DEM Parti Eş Genel Başkanı Tuncer Bakırhan, Cumhuriyet’in 102. yılı dolayısıyla T24’te kaleme aldığı yazıda, Türkiye’nin demokrasiyle bağını yeniden kurması gerektiğini vurguladı. Bakırhan, “Cumhuriyet, halkın egemenliğini tesis eden bir yönetim biçimi olarak doğdu ama zamanla halktan uzaklaştı. Artık Cumhuriyeti halka iade etme zamanı” ifadelerini kullandı.
“Cumhuriyeti yeniden düşünmek gerekiyor”
Bakırhan, Cumhuriyet’in 102 yıllık serüveninin toplumsuz bir cumhuriyet ve kamusuz bir demokrasi anlayışıyla yürüdüğünü belirterek şu değerlendirmede bulundu:
“Cumhuriyet bir egemenlik biçimidir ama onu diğerlerinden ayıran temel fark, demokrasidir. Kamu ile devleti özdeşleştiren anlayış, yurttaşı aktif bir siyasi özne olmaktan çıkardı. Bugün Cumhuriyeti topluma iade etme, yurttaşlara teslim etme zamanı.”
“Kürt meselesi Cumhuriyetin demokratikleşme imtihanıdır”

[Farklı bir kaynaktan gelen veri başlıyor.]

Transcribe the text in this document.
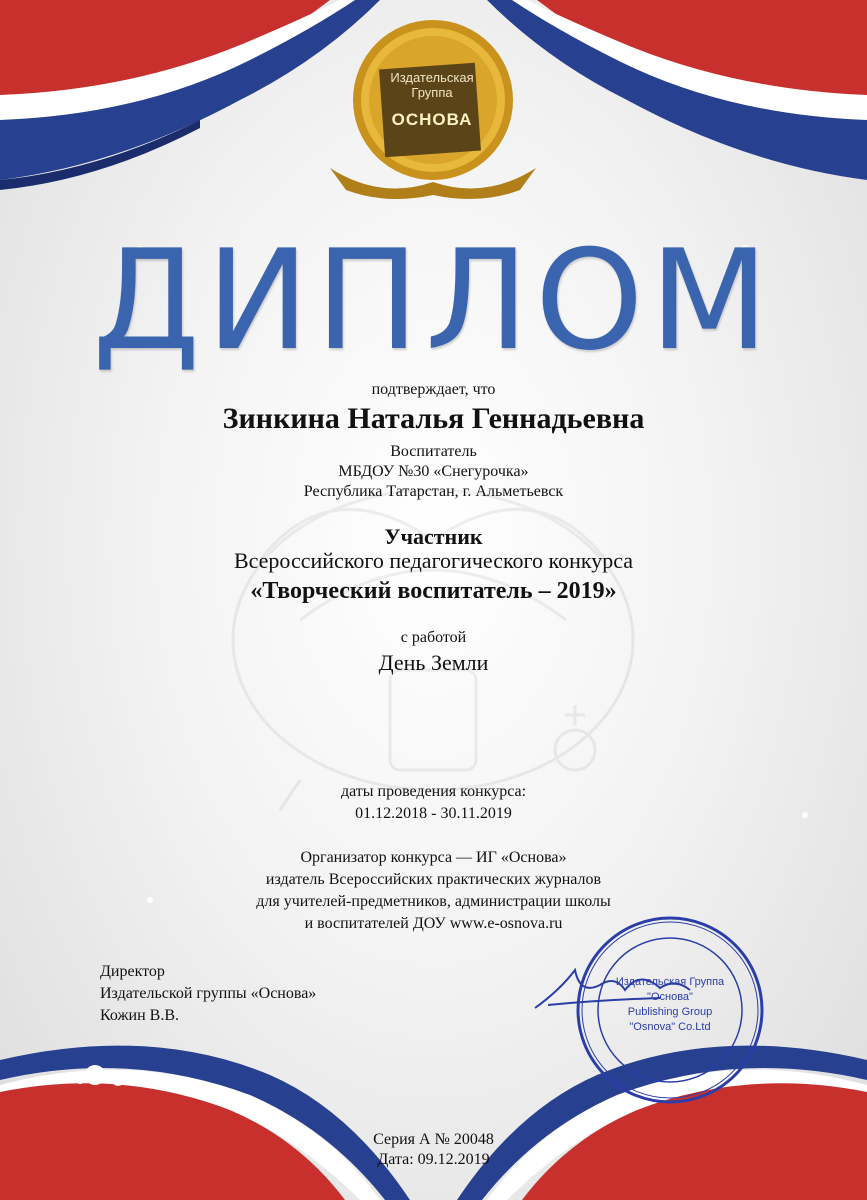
Издательская
Группа
ОСНОВА
ДИПЛОМ
подтверждает, что
Зинкина Наталья Геннадьевна
Воспитатель
МБДОУ №30 «Снегурочка»
Республика Татарстан, г. Альметьевск
Участник
Всероссийского педагогического конкурса
«Творческий воспитатель – 2019»
с работой
День Земли
даты проведения конкурса:
01.12.2018 - 30.11.2019
Организатор конкурса — ИГ «Основа»
издатель Всероссийских практических журналов
для учителей-предметников, администрации школы
и воспитателей ДОУ www.e-osnova.ru
Директор
Издательской группы «Основа»
Кожин В.В.
Издательская Группа
"Основа"
Publishing Group
"Osnova" Co.Ltd
Серия А № 20048
Дата: 09.12.2019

Bakırhan, 102 yıllık Cumhuriyetin en temel krizlerinden birinin Kürt meselesi olduğunu belirterek, bu sorunun “haklar ve siyasal katılım meselesi” olduğunu söyledi.
“Cumhuriyet ile demokrasi arasındaki gerilimin en acı sonucu Kürt meselesinde yaşandı. Bugün Barış ve Demokratik Toplum Süreci tarihi bir fırsat sunuyor. Bu süreci sahiplenmek, halkın Cumhuriyeti kendine mal etmesi anlamına gelir.”

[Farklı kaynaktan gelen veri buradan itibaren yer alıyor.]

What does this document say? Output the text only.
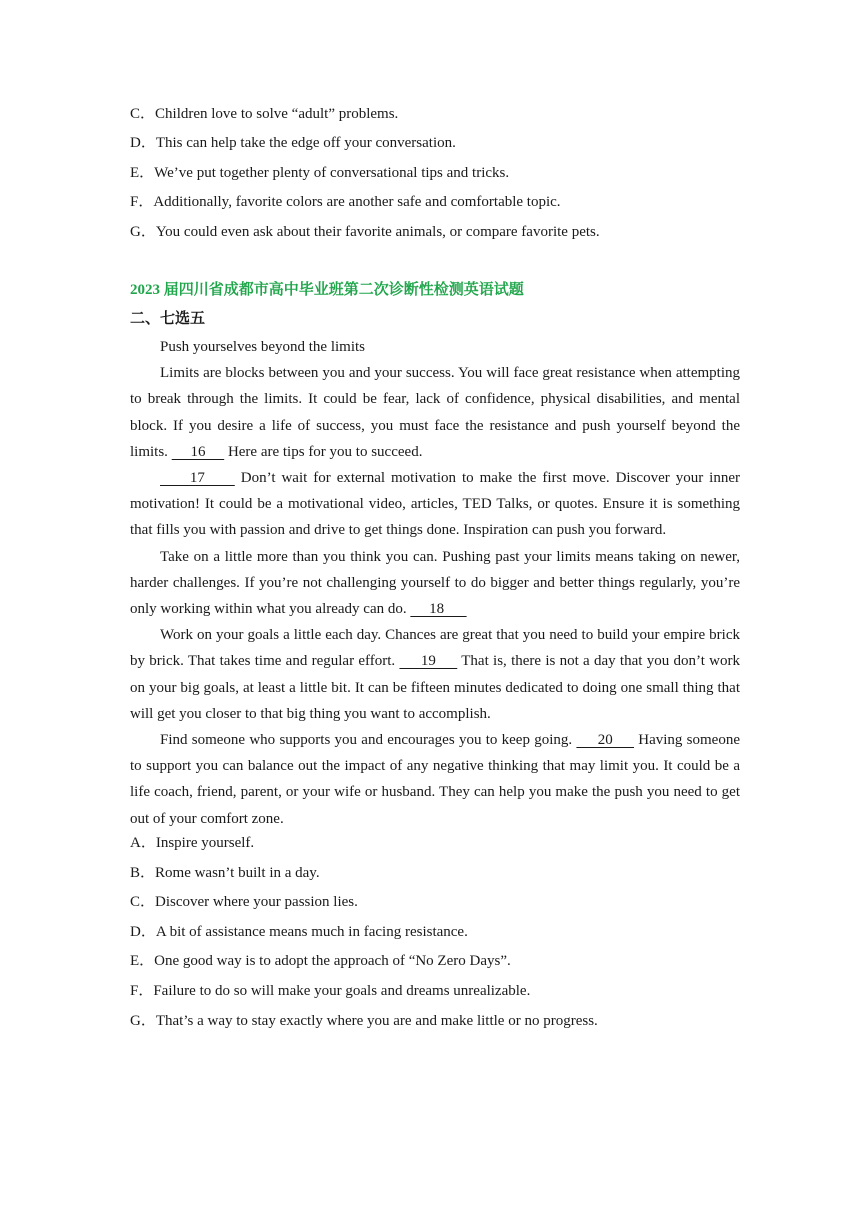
C．Children love to solve “adult” problems.
D．This can help take the edge off your conversation.
E．We’ve put together plenty of conversational tips and tricks.
F．Additionally, favorite colors are another safe and comfortable topic.
G．You could even ask about their favorite animals, or compare favorite pets.
2023 届四川省成都市高中毕业班第二次诊断性检测英语试题
二、七选五

Push yourselves beyond the limits

Limits are blocks between you and your success. You will face great resistance when attempting to break through the limits. It could be fear, lack of confidence, physical disabilities, and mental block. If you desire a life of success, you must face the resistance and push yourself beyond the limits.      16      Here are tips for you to succeed.

17      Don’t wait for external motivation to make the first move. Discover your inner motivation! It could be a motivational video, articles, TED Talks, or quotes. Ensure it is something that fills you with passion and drive to get things done. Inspiration can push you forward.

Take on a little more than you think you can. Pushing past your limits means taking on newer, harder challenges. If you’re not challenging yourself to do bigger and better things regularly, you’re only working within what you already can do.      18

Work on your goals a little each day. Chances are great that you need to build your empire brick by brick. That takes time and regular effort.      19      That is, there is not a day that you don’t work on your big goals, at least a little bit. It can be fifteen minutes dedicated to doing one small thing that will get you closer to that big thing you want to accomplish.

Find someone who supports you and encourages you to keep going.      20      Having someone to support you can balance out the impact of any negative thinking that may limit you. It could be a life coach, friend, parent, or your wife or husband. They can help you make the push you need to get out of your comfort zone.

A．Inspire yourself.
B．Rome wasn’t built in a day.
C．Discover where your passion lies.
D．A bit of assistance means much in facing resistance.
E．One good way is to adopt the approach of “No Zero Days”.
F．Failure to do so will make your goals and dreams unrealizable.
G．That’s a way to stay exactly where you are and make little or no progress.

“Tarihle ilişkimiz demokratikleşmeli”
Bakırhan, Cumhuriyet’in demokratikleşmesinin aynı zamanda tarihle ilişkimizin de demokratikleşmesi anlamına geldiğini belirtti:
“Resmî dil, bayrak ve ortak vatan demokratik bir toplumda ayrıcalığın değil, müşterek yaşamın sonucudur. Kürtler, Türkler, Aleviler, Süryaniler, Ermeniler ve bu coğrafyanın bütün halkları ortak bir hafızaya sahip çıkarak birlikte yaşamı güçlendirmelidir.”
“Barış, yaşam hakkının bir gereğidir”
Bakırhan, 1 Ekim 2024’te başlayan barış sürecine atıf yaparak, demokratik müzakereyle barışın tesis edilmesi gerektiğini ifade etti.
“Cumhuriyet bir kurtuluş ve kuruluş projesi olarak doğdu. Ancak Kürtler, kurtuluşun öznesiyken kuruluşun nesnesi haline getirildi. Bugün bu kuruluş hikâyesini yeniden, çoğulcu bir anlayışla yazma zamanıdır.”
“Cumhuriyeti bir halay gibi düşünmeliyiz”
Bakırhan, sözlerini Sırrı Süreyya Önder’in bir düğün hikâyesine atıfta bulunarak bitirdi:
“Cumhuriyeti bir halay gibi ele almalıyız. Herkesin adımını, rengini, sesini kattığı, kimsenin dışarıda bırakılmadığı bir Cumhuriyet. Ancak böyle bir Cumhuriyet, gerçek bir Demokratik Cumhuriyet olabilir.”